I'm working on a mysterious bug in the usually very good open source project Excel Data Reader. It's skipping values reading from my particular OpenXML .xlsx spreadsheet.
The problem is occurring in the ReadSheetRow method (demonstration code below). The source XML is saved by Excel and contains no whitespace which is when the strange behaviour occurs. However XML that has been reformatted with whitespace (e.g. in Visual Studio go to Edit, Advanced, Format Document) works completely fine!
Test data with whitespace:
<?xml version="1.0" encoding="UTF-8" standalone="yes"?>
<worksheet xmlns="http://schemas.openxmlformats.org/spreadsheetml/2006/main" xmlns:r="http://schemas.openxmlformats.org/officeDocument/2006/relationships">
<sheetData>
<row r="5" spans="1:73" s="7" customFormat="1">
<c r="B5" s="12">
<v>39844</v>
</c>
<c r="C5" s="8"/>
<c r="D5" s="8"/>
<c r="E5" s="8"/>
<c r="F5" s="8"/>
<c r="G5" s="8"/>
<c r="H5" s="12">
<v>39872</v>
</c>
<c r="I5" s="8"/>
<c r="J5" s="8"/>
<c r="K5" s="8"/>
<c r="L5" s="8"/>
<c r="M5" s="8"/>
<c r="N5" s="12">
<v>39903</v>
</c>
</row>
</sheetData>
</worksheet>
Test data without whitespace:
<?xml version="1.0" encoding="UTF-8" standalone="yes"?><worksheet xmlns="http://schemas.openxmlformats.org/spreadsheetml/2006/main" xmlns:r="http://schemas.openxmlformats.org/officeDocument/2006/relationships"><sheetData><row r="5" spans="1:73" s="7" customFormat="1"><c r="B5" s="12"><v>39844</v></c><c r="C5" s="8"/><c r="D5" s="8"/><c r="E5" s="8"/><c r="F5" s="8"/><c r="G5" s="8"/><c r="H5" s="12"><v>39872</v></c><c r="I5" s="8"/><c r="J5" s="8"/><c r="K5" s="8"/><c r="L5" s="8"/><c r="M5" s="8"/><c r="N5" s="12"><v>39903</v></c></row></sheetData></worksheet>
Example code that demonstrates the problem:
Note that A is output after _xmlReader.Read()
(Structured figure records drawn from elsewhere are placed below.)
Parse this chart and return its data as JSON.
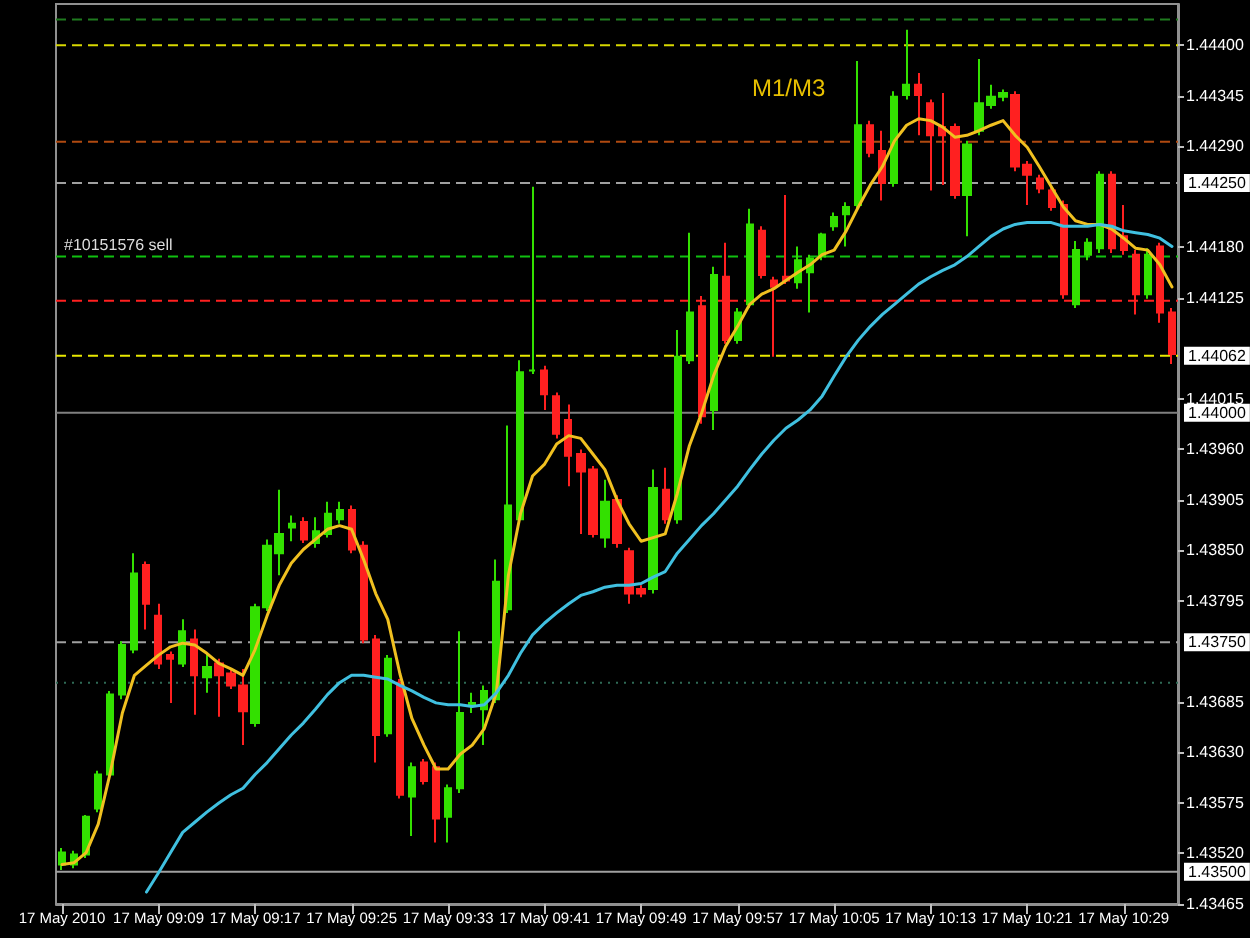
{
  "chart_data": {
    "type": "candlestick",
    "categories": [
      "17 May 2010",
      null,
      null,
      null,
      null,
      null,
      null,
      null,
      "17 May 09:09",
      null,
      null,
      null,
      null,
      null,
      null,
      null,
      "17 May 09:17",
      null,
      null,
      null,
      null,
      null,
      null,
      null,
      "17 May 09:25",
      null,
      null,
      null,
      null,
      null,
      null,
      null,
      "17 May 09:33",
      null,
      null,
      null,
      null,
      null,
      null,
      null,
      "17 May 09:41",
      null,
      null,
      null,
      null,
      null,
      null,
      null,
      "17 May 09:49",
      null,
      null,
      null,
      null,
      null,
      null,
      null,
      "17 May 09:57",
      null,
      null,
      null,
      null,
      null,
      null,
      null,
      "17 May 10:05",
      null,
      null,
      null,
      null,
      null,
      null,
      null,
      "17 May 10:13",
      null,
      null,
      null,
      null,
      null,
      null,
      null,
      "17 May 10:21",
      null,
      null,
      null,
      null,
      null,
      null,
      null,
      "17 May 10:29",
      null,
      null,
      null,
      null
    ],
    "ohlc": [
      [
        1.43508,
        1.43526,
        1.43502,
        1.43521
      ],
      [
        1.43508,
        1.43523,
        1.43504,
        1.43519
      ],
      [
        1.43519,
        1.43562,
        1.43515,
        1.4356
      ],
      [
        1.43569,
        1.4361,
        1.43565,
        1.43606
      ],
      [
        1.43606,
        1.43697,
        1.43601,
        1.43693
      ],
      [
        1.43693,
        1.43751,
        1.43688,
        1.43747
      ],
      [
        1.43742,
        1.43847,
        1.43738,
        1.43825
      ],
      [
        1.43834,
        1.43838,
        1.43764,
        1.43792
      ],
      [
        1.43779,
        1.43792,
        1.43721,
        1.43727
      ],
      [
        1.43736,
        1.4374,
        1.43684,
        1.43732
      ],
      [
        1.43727,
        1.43775,
        1.43723,
        1.43762
      ],
      [
        1.43753,
        1.43764,
        1.43671,
        1.43714
      ],
      [
        1.43712,
        1.43738,
        1.43695,
        1.43723
      ],
      [
        1.43727,
        1.43732,
        1.43669,
        1.43714
      ],
      [
        1.43716,
        1.43721,
        1.43699,
        1.43703
      ],
      [
        1.43703,
        1.43721,
        1.43638,
        1.43675
      ],
      [
        1.43662,
        1.43792,
        1.43658,
        1.43788
      ],
      [
        1.43788,
        1.43862,
        1.43784,
        1.43855
      ],
      [
        1.43847,
        1.43916,
        1.43823,
        1.43868
      ],
      [
        1.43875,
        1.43888,
        1.4386,
        1.43879
      ],
      [
        1.43881,
        1.43886,
        1.43858,
        1.43862
      ],
      [
        1.43858,
        1.43886,
        1.43853,
        1.43871
      ],
      [
        1.43868,
        1.43903,
        1.43864,
        1.4389
      ],
      [
        1.43884,
        1.43903,
        1.43879,
        1.43894
      ],
      [
        1.43894,
        1.43899,
        1.43847,
        1.43851
      ],
      [
        1.43855,
        1.4386,
        1.43749,
        1.43753
      ],
      [
        1.43753,
        1.43758,
        1.43619,
        1.43649
      ],
      [
        1.43651,
        1.43736,
        1.43647,
        1.43732
      ],
      [
        1.43706,
        1.4371,
        1.4358,
        1.43584
      ],
      [
        1.43582,
        1.43619,
        1.43539,
        1.43614
      ],
      [
        1.43619,
        1.43623,
        1.43595,
        1.43599
      ],
      [
        1.43614,
        1.43619,
        1.43532,
        1.43558
      ],
      [
        1.4356,
        1.43595,
        1.43532,
        1.43591
      ],
      [
        1.43591,
        1.43762,
        1.43586,
        1.43673
      ],
      [
        1.43682,
        1.43695,
        1.43673,
        1.43684
      ],
      [
        1.43677,
        1.43703,
        1.43638,
        1.43697
      ],
      [
        1.43688,
        1.4384,
        1.43684,
        1.43816
      ],
      [
        1.43786,
        1.43986,
        1.43782,
        1.43899
      ],
      [
        1.43884,
        1.44057,
        1.43879,
        1.44044
      ],
      [
        1.44046,
        1.44246,
        1.44042,
        1.44046
      ],
      [
        1.44046,
        1.44051,
        1.44003,
        1.4402
      ],
      [
        1.44018,
        1.44022,
        1.43972,
        1.43977
      ],
      [
        1.43992,
        1.44009,
        1.4392,
        1.43953
      ],
      [
        1.43955,
        1.4396,
        1.43868,
        1.43936
      ],
      [
        1.43938,
        1.43942,
        1.43864,
        1.43868
      ],
      [
        1.43864,
        1.43927,
        1.43853,
        1.43903
      ],
      [
        1.43905,
        1.4391,
        1.43853,
        1.43858
      ],
      [
        1.43849,
        1.43853,
        1.43792,
        1.43803
      ],
      [
        1.43808,
        1.43812,
        1.43799,
        1.43803
      ],
      [
        1.43808,
        1.43938,
        1.43803,
        1.43918
      ],
      [
        1.43916,
        1.4394,
        1.43879,
        1.43884
      ],
      [
        1.43884,
        1.4409,
        1.43879,
        1.44061
      ],
      [
        1.44057,
        1.44196,
        1.44053,
        1.44109
      ],
      [
        1.44116,
        1.44127,
        1.43988,
        1.43996
      ],
      [
        1.44003,
        1.44159,
        1.43981,
        1.4415
      ],
      [
        1.44148,
        1.44185,
        1.44075,
        1.44079
      ],
      [
        1.44079,
        1.44114,
        1.44075,
        1.44109
      ],
      [
        1.44118,
        1.44222,
        1.44114,
        1.44205
      ],
      [
        1.44198,
        1.44203,
        1.44146,
        1.4415
      ],
      [
        1.44144,
        1.44148,
        1.44061,
        1.44137
      ],
      [
        1.44148,
        1.44237,
        1.4414,
        1.44144
      ],
      [
        1.44142,
        1.44181,
        1.44135,
        1.44166
      ],
      [
        1.44153,
        1.44172,
        1.44109,
        1.44168
      ],
      [
        1.4417,
        1.44196,
        1.44166,
        1.44194
      ],
      [
        1.44203,
        1.44218,
        1.44198,
        1.44213
      ],
      [
        1.44216,
        1.44229,
        1.44181,
        1.44224
      ],
      [
        1.44226,
        1.44383,
        1.44222,
        1.44313
      ],
      [
        1.44313,
        1.44318,
        1.44278,
        1.44283
      ],
      [
        1.44285,
        1.44307,
        1.44231,
        1.4425
      ],
      [
        1.4425,
        1.4435,
        1.44246,
        1.44344
      ],
      [
        1.44346,
        1.44417,
        1.44341,
        1.44357
      ],
      [
        1.44357,
        1.4437,
        1.44302,
        1.44346
      ],
      [
        1.44337,
        1.44341,
        1.44242,
        1.44302
      ],
      [
        1.44311,
        1.44348,
        1.44248,
        1.44302
      ],
      [
        1.44311,
        1.44315,
        1.44233,
        1.44237
      ],
      [
        1.44237,
        1.44296,
        1.44192,
        1.44292
      ],
      [
        1.44307,
        1.44385,
        1.44302,
        1.44337
      ],
      [
        1.44335,
        1.44357,
        1.44331,
        1.44344
      ],
      [
        1.44344,
        1.44352,
        1.44339,
        1.44348
      ],
      [
        1.44346,
        1.4435,
        1.44263,
        1.44268
      ],
      [
        1.4427,
        1.44274,
        1.44226,
        1.44259
      ],
      [
        1.44255,
        1.44259,
        1.44239,
        1.44244
      ],
      [
        1.44242,
        1.44246,
        1.4422,
        1.44224
      ],
      [
        1.44226,
        1.44231,
        1.44124,
        1.44129
      ],
      [
        1.44118,
        1.44187,
        1.44114,
        1.44177
      ],
      [
        1.44172,
        1.4419,
        1.44166,
        1.44185
      ],
      [
        1.44179,
        1.44263,
        1.44174,
        1.44259
      ],
      [
        1.44259,
        1.44263,
        1.44174,
        1.44179
      ],
      [
        1.44192,
        1.44226,
        1.44172,
        1.44177
      ],
      [
        1.44172,
        1.44177,
        1.44107,
        1.44129
      ],
      [
        1.44129,
        1.44179,
        1.44124,
        1.44172
      ],
      [
        1.44181,
        1.44185,
        1.44098,
        1.44109
      ],
      [
        1.44109,
        1.44114,
        1.44053,
        1.44064
      ]
    ],
    "colors": [
      "#33e000",
      "#33e000",
      "#33e000",
      "#33e000",
      "#33e000",
      "#33e000",
      "#33e000",
      "#ff2020",
      "#ff2020",
      "#ff2020",
      "#33e000",
      "#ff2020",
      "#33e000",
      "#ff2020",
      "#ff2020",
      "#ff2020",
      "#33e000",
      "#33e000",
      "#33e000",
      "#33e000",
      "#ff2020",
      "#33e000",
      "#33e000",
      "#33e000",
      "#ff2020",
      "#ff2020",
      "#ff2020",
      "#33e000",
      "#ff2020",
      "#33e000",
      "#ff2020",
      "#ff2020",
      "#33e000",
      "#33e000",
      "#33e000",
      "#33e000",
      "#33e000",
      "#33e000",
      "#33e000",
      "#33e000",
      "#ff2020",
      "#ff2020",
      "#ff2020",
      "#ff2020",
      "#ff2020",
      "#33e000",
      "#ff2020",
      "#ff2020",
      "#ff2020",
      "#33e000",
      "#ff2020",
      "#33e000",
      "#33e000",
      "#ff2020",
      "#33e000",
      "#ff2020",
      "#33e000",
      "#33e000",
      "#ff2020",
      "#ff2020",
      "#ff2020",
      "#33e000",
      "#33e000",
      "#33e000",
      "#33e000",
      "#33e000",
      "#33e000",
      "#ff2020",
      "#ff2020",
      "#33e000",
      "#33e000",
      "#ff2020",
      "#ff2020",
      "#ff2020",
      "#ff2020",
      "#33e000",
      "#33e000",
      "#33e000",
      "#33e000",
      "#ff2020",
      "#ff2020",
      "#ff2020",
      "#ff2020",
      "#ff2020",
      "#33e000",
      "#33e000",
      "#33e000",
      "#ff2020",
      "#ff2020",
      "#ff2020",
      "#33e000",
      "#ff2020",
      "#ff2020"
    ],
    "series": [
      {
        "type": "line",
        "color": "#f0c020",
        "values": [
          1.43508,
          1.4351,
          1.43521,
          1.43552,
          1.43608,
          1.43673,
          1.43714,
          1.43725,
          1.43736,
          1.43745,
          1.43749,
          1.43747,
          1.43738,
          1.43727,
          1.43721,
          1.43714,
          1.43742,
          1.43779,
          1.43812,
          1.43836,
          1.43851,
          1.43862,
          1.43873,
          1.43877,
          1.43873,
          1.4384,
          1.43803,
          1.43775,
          1.43716,
          1.43667,
          1.43638,
          1.43612,
          1.43612,
          1.43628,
          1.43638,
          1.43656,
          1.43695,
          1.43823,
          1.4389,
          1.43931,
          1.43944,
          1.43966,
          1.43975,
          1.43972,
          1.43955,
          1.43938,
          1.43905,
          1.43879,
          1.4386,
          1.43864,
          1.43868,
          1.43912,
          1.43964,
          1.43999,
          1.4404,
          1.44072,
          1.44094,
          1.44118,
          1.44129,
          1.44135,
          1.44144,
          1.44153,
          1.44161,
          1.44172,
          1.44177,
          1.44198,
          1.44224,
          1.44248,
          1.44268,
          1.44296,
          1.44313,
          1.4432,
          1.44318,
          1.44311,
          1.443,
          1.44302,
          1.44307,
          1.44313,
          1.44318,
          1.44302,
          1.44289,
          1.44268,
          1.44246,
          1.44224,
          1.44209,
          1.44205,
          1.44205,
          1.442,
          1.4419,
          1.44179,
          1.44177,
          1.44161,
          1.44137
        ]
      },
      {
        "type": "line",
        "color": "#40c0e0",
        "values": [
          null,
          null,
          null,
          null,
          null,
          null,
          null,
          1.43478,
          1.43499,
          1.43521,
          1.43543,
          1.43554,
          1.43565,
          1.43575,
          1.43584,
          1.43591,
          1.43606,
          1.43619,
          1.43634,
          1.43649,
          1.43662,
          1.43677,
          1.43693,
          1.43706,
          1.43714,
          1.43714,
          1.43712,
          1.4371,
          1.43703,
          1.43697,
          1.4369,
          1.43684,
          1.43682,
          1.43682,
          1.4368,
          1.43682,
          1.43695,
          1.43714,
          1.43738,
          1.43758,
          1.43771,
          1.43782,
          1.43792,
          1.43801,
          1.43805,
          1.4381,
          1.43812,
          1.43812,
          1.43814,
          1.43821,
          1.43827,
          1.43847,
          1.43862,
          1.43877,
          1.4389,
          1.43905,
          1.4392,
          1.43938,
          1.43955,
          1.4397,
          1.43983,
          1.43992,
          1.44003,
          1.44018,
          1.4404,
          1.44061,
          1.44079,
          1.44094,
          1.44107,
          1.44118,
          1.44129,
          1.4414,
          1.44148,
          1.44155,
          1.44161,
          1.4417,
          1.44181,
          1.44192,
          1.442,
          1.44205,
          1.44207,
          1.44207,
          1.44207,
          1.44203,
          1.44203,
          1.44203,
          1.44205,
          1.44203,
          1.44198,
          1.44196,
          1.44194,
          1.4419,
          1.44181
        ]
      }
    ],
    "ylim": [
      1.43465,
      1.44445
    ],
    "yticks": [
      {
        "value": 1.444,
        "label": "1.44400"
      },
      {
        "value": 1.44345,
        "label": "1.44345"
      },
      {
        "value": 1.4429,
        "label": "1.44290"
      },
      {
        "value": 1.4418,
        "label": "1.44180"
      },
      {
        "value": 1.44125,
        "label": "1.44125"
      },
      {
        "value": 1.44015,
        "label": "1.44015"
      },
      {
        "value": 1.4396,
        "label": "1.43960"
      },
      {
        "value": 1.43905,
        "label": "1.43905"
      },
      {
        "value": 1.4385,
        "label": "1.43850"
      },
      {
        "value": 1.43795,
        "label": "1.43795"
      },
      {
        "value": 1.43685,
        "label": "1.43685"
      },
      {
        "value": 1.4363,
        "label": "1.43630"
      },
      {
        "value": 1.43575,
        "label": "1.43575"
      },
      {
        "value": 1.4352,
        "label": "1.43520"
      },
      {
        "value": 1.43465,
        "label": "1.43465"
      }
    ],
    "ref_lines": [
      {
        "axis": "y",
        "value": 1.44428,
        "color": "#1f7a1f",
        "line_style": "dashed"
      },
      {
        "axis": "y",
        "value": 1.444,
        "color": "#d8d800",
        "line_style": "dashed"
      },
      {
        "axis": "y",
        "value": 1.44295,
        "color": "#b04a10",
        "line_style": "dashed"
      },
      {
        "axis": "y",
        "value": 1.4425,
        "label": "1.44250",
        "color": "#a0a0a0",
        "line_style": "dashed"
      },
      {
        "axis": "y",
        "value": 1.4417,
        "label": "#10151576 sell",
        "color": "#10c010",
        "line_style": "dashed"
      },
      {
        "axis": "y",
        "value": 1.44122,
        "color": "#ff2020",
        "line_style": "dashed"
      },
      {
        "axis": "y",
        "value": 1.44062,
        "label": "1.44062",
        "color": "#e8e800",
        "line_style": "dashed"
      },
      {
        "axis": "y",
        "value": 1.44,
        "label": "1.44000",
        "color": "#808080",
        "line_style": "solid"
      },
      {
        "axis": "y",
        "value": 1.4375,
        "label": "1.43750",
        "color": "#a0a0a0",
        "line_style": "dashed"
      },
      {
        "axis": "y",
        "value": 1.43706,
        "color": "#2f6a55",
        "line_style": "dotted"
      },
      {
        "axis": "y",
        "value": 1.435,
        "label": "1.43500",
        "color": "#a0a0a0",
        "line_style": "solid"
      }
    ],
    "annotations": [
      "M1/M3"
    ],
    "marker": "none",
    "grid": false
  }
}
, B after ReadToDescendant
, and C after ReadElementContentAsObject
.
while (reader.Read())
{
if (reader.NodeType != XmlNodeType.Whitespace) outStream.WriteLine(String.Format("*A* NodeType: {0}, Name: '{1}', Empty: {2}, Value: '{3}'", reader.NodeType, reader.Name, reader.IsEmptyElement, reader.Value));
if (reader.NodeType == XmlNodeType.Element && reader.Name == "c")
{
string a_s = reader.GetAttribute("s");
string a_t = reader.GetAttribute("t");
string a_r = reader.GetAttribute("r");
bool matchingDescendantFound = reader.ReadToDescendant("v");
if (reader.NodeType != XmlNodeType.Whitespace) outStream.WriteLine(String.Format("*B* NodeType: {0}, Name: '{1}', Empty: {2}, Value: '{3}'", reader.NodeType, reader.Name, reader.IsEmptyElement, reader.Value));
object o = reader.ReadElementContentAsObject();
if (reader.NodeType != XmlNodeType.Whitespace) outStream.WriteLine(String.Format("*C* NodeType: {0}, Name: '{1}', Empty: {2}, Value: '{3}'", reader.NodeType, reader.Name, reader.IsEmptyElement, reader.Value));
}
}
Test results for XML with whitespace:
*A* NodeType: XmlDeclaration, Name: 'xml', Empty: False, Value: 'version="1.0" encoding="UTF-8" standalone="yes"' *A* NodeType: Element, Name: 'worksheet', Empty: False, Value: '' *A* NodeType: Element, Name: 'sheetData', Empty: False, Value: '' *A* NodeType: Element, Name: 'row', Empty: False, Value: '' *A* NodeType: Element, Name: 'c', Empty: False, Value: '' *B* NodeType: Element, Name: 'v', Empty: False, Value: '' *A* NodeType: EndElement, Name: 'c', Empty: False, Value: '' *A* NodeType: Element, Name: 'c', Empty: True, Value: '' *B* NodeType: Element, Name: 'c', Empty: True, Value: '' ...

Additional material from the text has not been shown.